There is a multi-trillion dollar gap between the online and physical shopping worlds – and POPcodes, officially launched today at the Money 20/20 conference, looks to be the bridge.
The way POPcodes works is customers get a simple and secure code (typically online although they could be used in offline collateral as well) from participating retailers and are able to use that code to redeem purchases or promotions in-store, either when at the cash register or through any in-store device connected to POPcodes (like associates using iPads or at an in-store kiosk).
To make things simple, according to co-founder Gregg Aamoth, POPcodes stayed out of the actual transaction part of the exchange and, instead, allows customers to simply reserve items for in-store purchase. Retailers will likely find POPcodes to increase conversion (and decrease shopping cart abandonment) for a few reasons. One, by picking up in store, consumers not only avoid shipping fees (a major reason for shopping carts being abandoned), but they also have the convenience of getting their products much quicker as products are in-stock locally. Secondly, since POPcodes is just reserving the item, consumers can pay how they want to once they are in the store – with cash, credit card or a virtual wallet like ApplePay.
Aside from increased conversion, POPcodes also has the potential to boost average order values (AOVs), as consumers are actually going into the store, where they can experience store displays, and buy their items in the checkout line, rather than at a front-of-the-store customer service line where angry customers may be returning products and no merchandise is being sold.

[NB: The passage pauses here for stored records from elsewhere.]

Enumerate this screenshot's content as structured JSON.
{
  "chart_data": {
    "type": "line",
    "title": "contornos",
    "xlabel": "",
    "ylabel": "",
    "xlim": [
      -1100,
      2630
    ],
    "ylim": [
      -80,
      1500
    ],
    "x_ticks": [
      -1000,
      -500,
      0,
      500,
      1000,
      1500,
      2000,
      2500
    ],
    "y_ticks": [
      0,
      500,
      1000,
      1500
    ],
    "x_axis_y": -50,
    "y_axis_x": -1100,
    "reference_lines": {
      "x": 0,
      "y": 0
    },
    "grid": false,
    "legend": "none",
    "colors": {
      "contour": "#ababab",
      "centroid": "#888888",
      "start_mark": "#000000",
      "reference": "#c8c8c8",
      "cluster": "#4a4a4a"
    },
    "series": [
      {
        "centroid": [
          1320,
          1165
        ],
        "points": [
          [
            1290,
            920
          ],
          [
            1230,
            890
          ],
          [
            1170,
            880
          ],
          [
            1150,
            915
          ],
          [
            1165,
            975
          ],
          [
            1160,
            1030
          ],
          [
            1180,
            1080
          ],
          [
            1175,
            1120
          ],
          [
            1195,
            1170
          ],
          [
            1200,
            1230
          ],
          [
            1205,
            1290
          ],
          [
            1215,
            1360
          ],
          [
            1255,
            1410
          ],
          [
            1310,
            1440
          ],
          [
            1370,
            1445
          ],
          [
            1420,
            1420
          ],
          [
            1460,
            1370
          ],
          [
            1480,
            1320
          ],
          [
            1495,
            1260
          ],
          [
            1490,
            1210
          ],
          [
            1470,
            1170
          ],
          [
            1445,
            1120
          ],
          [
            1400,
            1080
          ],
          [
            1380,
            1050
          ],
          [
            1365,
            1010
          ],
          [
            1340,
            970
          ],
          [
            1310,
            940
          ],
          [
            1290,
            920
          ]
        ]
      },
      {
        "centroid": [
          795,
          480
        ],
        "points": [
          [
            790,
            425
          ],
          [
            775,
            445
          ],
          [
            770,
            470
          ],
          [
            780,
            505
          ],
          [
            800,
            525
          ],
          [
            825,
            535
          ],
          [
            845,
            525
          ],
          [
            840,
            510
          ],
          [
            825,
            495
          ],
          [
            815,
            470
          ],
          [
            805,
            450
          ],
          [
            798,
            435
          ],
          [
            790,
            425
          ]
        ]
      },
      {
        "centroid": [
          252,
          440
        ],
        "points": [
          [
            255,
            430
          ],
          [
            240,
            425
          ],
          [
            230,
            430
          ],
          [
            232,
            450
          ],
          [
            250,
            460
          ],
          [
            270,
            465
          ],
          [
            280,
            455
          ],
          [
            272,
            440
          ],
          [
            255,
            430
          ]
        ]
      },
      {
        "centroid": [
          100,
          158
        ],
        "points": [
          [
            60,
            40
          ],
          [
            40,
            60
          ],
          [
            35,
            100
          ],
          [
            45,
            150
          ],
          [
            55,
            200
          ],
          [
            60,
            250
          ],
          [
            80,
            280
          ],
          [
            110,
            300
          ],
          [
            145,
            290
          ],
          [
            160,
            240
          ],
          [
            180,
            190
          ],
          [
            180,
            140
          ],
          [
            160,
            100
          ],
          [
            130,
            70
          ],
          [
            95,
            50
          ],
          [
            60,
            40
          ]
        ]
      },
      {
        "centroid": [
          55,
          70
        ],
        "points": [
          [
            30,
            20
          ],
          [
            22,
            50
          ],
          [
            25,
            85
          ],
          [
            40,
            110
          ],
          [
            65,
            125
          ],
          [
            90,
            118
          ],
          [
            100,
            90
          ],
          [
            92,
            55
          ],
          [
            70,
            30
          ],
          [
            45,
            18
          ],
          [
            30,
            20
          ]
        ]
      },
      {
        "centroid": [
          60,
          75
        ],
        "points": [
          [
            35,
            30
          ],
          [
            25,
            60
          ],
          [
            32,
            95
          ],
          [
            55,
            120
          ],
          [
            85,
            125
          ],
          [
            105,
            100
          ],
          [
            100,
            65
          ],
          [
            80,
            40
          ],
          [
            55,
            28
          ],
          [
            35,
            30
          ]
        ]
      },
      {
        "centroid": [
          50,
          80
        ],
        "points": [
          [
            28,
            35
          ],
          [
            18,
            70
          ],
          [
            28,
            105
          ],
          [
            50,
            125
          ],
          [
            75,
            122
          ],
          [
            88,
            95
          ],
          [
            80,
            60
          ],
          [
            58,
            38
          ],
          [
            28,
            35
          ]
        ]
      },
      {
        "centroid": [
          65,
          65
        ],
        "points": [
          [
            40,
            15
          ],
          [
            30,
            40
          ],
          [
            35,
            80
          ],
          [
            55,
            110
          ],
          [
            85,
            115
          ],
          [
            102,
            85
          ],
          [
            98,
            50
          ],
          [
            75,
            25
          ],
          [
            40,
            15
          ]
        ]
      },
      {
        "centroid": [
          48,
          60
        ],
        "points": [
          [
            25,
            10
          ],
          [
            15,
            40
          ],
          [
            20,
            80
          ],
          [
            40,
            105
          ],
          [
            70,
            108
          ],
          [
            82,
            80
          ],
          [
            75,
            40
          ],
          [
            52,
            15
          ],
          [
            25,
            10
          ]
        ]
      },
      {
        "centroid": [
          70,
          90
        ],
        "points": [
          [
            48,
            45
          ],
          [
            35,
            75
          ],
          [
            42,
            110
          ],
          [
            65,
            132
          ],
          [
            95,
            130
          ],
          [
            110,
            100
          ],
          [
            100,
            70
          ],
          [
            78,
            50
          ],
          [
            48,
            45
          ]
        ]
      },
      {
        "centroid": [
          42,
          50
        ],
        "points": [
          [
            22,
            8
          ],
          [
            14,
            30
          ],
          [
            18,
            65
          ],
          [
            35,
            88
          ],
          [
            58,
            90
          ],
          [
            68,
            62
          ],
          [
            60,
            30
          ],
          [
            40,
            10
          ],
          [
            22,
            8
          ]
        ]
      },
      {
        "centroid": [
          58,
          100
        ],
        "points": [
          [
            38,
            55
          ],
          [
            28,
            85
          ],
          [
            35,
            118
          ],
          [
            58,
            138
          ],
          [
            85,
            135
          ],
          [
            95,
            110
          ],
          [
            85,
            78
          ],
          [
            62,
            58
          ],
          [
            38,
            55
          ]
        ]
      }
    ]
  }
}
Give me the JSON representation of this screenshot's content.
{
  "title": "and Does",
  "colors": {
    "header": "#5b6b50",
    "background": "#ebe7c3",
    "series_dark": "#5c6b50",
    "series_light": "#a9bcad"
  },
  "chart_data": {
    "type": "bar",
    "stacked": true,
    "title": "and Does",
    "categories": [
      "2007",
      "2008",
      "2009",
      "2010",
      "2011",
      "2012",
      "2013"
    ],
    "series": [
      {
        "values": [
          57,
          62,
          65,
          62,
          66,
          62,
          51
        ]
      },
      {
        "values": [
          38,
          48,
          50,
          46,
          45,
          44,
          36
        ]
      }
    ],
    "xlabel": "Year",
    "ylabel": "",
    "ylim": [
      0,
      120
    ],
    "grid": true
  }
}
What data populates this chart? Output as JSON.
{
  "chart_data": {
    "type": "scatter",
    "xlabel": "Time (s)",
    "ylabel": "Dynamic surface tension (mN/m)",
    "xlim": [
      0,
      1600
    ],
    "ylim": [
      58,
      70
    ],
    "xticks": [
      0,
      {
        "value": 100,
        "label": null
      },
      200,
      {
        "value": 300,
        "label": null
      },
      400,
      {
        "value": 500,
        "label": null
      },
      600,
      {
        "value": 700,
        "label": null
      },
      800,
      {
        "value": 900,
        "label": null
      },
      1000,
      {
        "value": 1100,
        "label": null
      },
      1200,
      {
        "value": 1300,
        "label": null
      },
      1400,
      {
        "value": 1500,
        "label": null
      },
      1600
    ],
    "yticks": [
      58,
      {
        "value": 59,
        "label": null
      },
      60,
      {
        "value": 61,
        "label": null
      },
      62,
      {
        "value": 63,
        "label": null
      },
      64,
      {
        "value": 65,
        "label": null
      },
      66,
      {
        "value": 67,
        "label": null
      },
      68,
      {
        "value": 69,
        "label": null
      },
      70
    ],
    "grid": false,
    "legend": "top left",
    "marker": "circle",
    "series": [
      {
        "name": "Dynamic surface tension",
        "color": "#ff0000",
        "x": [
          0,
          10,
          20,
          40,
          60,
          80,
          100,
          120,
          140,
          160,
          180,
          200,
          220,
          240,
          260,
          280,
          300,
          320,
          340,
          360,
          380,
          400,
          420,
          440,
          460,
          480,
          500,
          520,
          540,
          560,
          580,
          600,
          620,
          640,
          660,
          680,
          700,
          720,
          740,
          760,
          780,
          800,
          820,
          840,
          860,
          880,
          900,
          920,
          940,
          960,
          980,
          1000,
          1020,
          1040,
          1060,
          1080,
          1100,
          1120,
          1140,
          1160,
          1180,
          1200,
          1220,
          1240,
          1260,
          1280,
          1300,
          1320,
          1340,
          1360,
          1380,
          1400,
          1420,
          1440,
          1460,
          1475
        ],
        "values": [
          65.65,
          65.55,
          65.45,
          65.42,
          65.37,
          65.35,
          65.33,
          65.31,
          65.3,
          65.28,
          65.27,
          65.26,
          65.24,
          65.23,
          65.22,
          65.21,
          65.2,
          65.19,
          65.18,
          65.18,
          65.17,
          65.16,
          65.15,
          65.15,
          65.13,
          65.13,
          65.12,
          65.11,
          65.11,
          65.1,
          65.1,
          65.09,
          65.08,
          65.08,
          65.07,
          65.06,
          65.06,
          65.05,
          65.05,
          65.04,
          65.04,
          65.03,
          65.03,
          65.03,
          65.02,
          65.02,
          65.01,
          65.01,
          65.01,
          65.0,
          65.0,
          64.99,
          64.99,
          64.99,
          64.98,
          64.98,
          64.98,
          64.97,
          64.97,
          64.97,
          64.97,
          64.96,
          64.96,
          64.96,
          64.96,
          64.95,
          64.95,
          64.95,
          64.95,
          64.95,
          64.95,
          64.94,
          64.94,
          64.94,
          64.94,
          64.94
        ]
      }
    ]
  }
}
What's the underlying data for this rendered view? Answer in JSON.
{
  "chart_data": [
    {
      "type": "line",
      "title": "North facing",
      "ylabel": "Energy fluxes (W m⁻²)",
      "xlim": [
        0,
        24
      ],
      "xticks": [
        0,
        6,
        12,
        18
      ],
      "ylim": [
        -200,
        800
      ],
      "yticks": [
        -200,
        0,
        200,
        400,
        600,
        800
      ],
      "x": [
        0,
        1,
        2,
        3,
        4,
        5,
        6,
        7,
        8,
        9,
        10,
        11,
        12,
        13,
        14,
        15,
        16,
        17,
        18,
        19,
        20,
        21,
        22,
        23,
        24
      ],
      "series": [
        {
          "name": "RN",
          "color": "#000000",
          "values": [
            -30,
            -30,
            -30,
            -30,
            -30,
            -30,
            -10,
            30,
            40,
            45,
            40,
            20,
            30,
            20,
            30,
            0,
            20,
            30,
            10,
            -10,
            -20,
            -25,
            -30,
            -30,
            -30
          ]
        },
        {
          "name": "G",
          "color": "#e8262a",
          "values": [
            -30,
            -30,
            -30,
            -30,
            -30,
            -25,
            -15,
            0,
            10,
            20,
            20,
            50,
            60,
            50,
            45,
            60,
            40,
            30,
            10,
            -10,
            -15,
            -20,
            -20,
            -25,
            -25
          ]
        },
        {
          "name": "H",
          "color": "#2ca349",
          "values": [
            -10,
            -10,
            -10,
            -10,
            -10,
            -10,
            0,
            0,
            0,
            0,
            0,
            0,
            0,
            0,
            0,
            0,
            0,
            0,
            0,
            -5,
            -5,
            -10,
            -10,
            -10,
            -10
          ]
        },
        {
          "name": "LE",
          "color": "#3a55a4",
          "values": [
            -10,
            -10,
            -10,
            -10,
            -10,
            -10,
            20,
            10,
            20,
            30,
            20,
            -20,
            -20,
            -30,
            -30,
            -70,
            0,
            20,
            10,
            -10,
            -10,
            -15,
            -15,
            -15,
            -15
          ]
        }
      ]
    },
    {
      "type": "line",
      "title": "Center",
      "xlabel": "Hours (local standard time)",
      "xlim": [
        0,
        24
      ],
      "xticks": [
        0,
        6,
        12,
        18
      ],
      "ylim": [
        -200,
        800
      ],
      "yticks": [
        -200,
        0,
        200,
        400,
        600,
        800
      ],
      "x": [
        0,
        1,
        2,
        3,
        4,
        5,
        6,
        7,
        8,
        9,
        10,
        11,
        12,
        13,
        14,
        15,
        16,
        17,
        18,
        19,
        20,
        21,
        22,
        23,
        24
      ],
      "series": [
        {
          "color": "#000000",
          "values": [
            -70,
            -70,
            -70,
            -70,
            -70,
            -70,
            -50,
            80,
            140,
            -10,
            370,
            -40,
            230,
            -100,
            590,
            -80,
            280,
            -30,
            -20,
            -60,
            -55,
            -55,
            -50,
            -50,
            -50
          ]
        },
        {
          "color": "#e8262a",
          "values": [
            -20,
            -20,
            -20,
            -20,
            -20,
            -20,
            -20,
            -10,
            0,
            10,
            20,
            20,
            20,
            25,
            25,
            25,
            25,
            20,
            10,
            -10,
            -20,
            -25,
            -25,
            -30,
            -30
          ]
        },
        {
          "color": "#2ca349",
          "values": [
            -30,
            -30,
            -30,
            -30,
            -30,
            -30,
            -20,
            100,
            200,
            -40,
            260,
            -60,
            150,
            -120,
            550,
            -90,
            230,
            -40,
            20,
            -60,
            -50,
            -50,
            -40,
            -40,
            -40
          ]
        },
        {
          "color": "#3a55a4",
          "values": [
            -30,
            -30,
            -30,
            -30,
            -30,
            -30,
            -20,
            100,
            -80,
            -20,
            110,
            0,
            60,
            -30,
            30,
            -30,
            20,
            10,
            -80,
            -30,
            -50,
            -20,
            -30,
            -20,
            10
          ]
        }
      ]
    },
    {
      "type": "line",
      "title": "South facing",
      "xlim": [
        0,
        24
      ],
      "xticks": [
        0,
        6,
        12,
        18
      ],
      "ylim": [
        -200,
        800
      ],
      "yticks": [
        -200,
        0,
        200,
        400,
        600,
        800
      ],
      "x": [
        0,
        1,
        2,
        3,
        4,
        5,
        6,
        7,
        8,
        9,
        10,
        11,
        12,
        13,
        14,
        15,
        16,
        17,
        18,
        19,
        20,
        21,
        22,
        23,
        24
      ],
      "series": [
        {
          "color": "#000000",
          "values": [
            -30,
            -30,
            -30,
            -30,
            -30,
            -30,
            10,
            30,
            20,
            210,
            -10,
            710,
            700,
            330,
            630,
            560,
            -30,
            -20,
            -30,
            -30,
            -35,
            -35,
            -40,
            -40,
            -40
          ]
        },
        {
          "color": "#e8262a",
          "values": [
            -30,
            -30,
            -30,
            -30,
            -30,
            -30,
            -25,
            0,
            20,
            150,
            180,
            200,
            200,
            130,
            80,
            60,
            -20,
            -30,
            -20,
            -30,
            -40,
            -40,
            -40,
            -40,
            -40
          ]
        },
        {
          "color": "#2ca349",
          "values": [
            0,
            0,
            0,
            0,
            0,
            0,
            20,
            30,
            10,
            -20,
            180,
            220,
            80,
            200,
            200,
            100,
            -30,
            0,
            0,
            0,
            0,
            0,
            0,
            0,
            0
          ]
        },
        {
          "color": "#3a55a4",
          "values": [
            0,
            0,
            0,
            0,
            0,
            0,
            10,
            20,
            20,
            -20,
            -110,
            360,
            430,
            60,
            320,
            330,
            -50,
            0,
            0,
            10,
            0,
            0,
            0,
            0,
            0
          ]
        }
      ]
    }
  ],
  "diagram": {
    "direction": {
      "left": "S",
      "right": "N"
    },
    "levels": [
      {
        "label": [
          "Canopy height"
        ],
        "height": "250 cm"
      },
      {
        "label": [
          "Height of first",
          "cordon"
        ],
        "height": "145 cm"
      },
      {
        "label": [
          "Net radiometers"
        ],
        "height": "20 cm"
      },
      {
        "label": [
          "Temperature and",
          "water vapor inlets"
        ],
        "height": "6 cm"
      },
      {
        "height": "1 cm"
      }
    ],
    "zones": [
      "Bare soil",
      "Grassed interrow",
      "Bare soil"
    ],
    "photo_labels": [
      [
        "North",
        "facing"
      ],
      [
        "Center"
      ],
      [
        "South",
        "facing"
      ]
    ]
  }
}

What’s more, the pay-in-store feature could also decrease the number of chargebacks merchants receive, because they are able to prove (through customer signature, receipts, etc.) that the product was delivered to the consumer. Finally, according to a recent interview with IBM, many retailers offering in-store pickup are finding that their return rates are rapidly increasing, as consumers are purchasing various versions (sizes, colors, etc.) of the same product to see which ones they prefer and returning the items immediately in-store. POPcodes eliminates that hassle as, yes the inventory is being held for them, but no financial transaction has taken place (yet).
POPcodes, although it doesn’t claim to be (nor does it want to be) a full e-commerce platform or ERP system, has really hit the key steps in the path to purchase to give consumers more control and retailers the ability to offer omnichannel features that consumers are not only demanding, but also coming to expect.
It’s clear that POPcodes was built by executives who have lived retail (like top positions at Macy’s) and took their lessons learned and put it in a solution that connects online and offline transactions simply through a customer’s verified phone number and three-digit passcode. This idea also helps track a customer over his or her lifetime as POPcodes links online consumer data with in-store transactions, where most sales are happening anyway, regardless of how much e-commerce retailers are mimicking the in-store experience.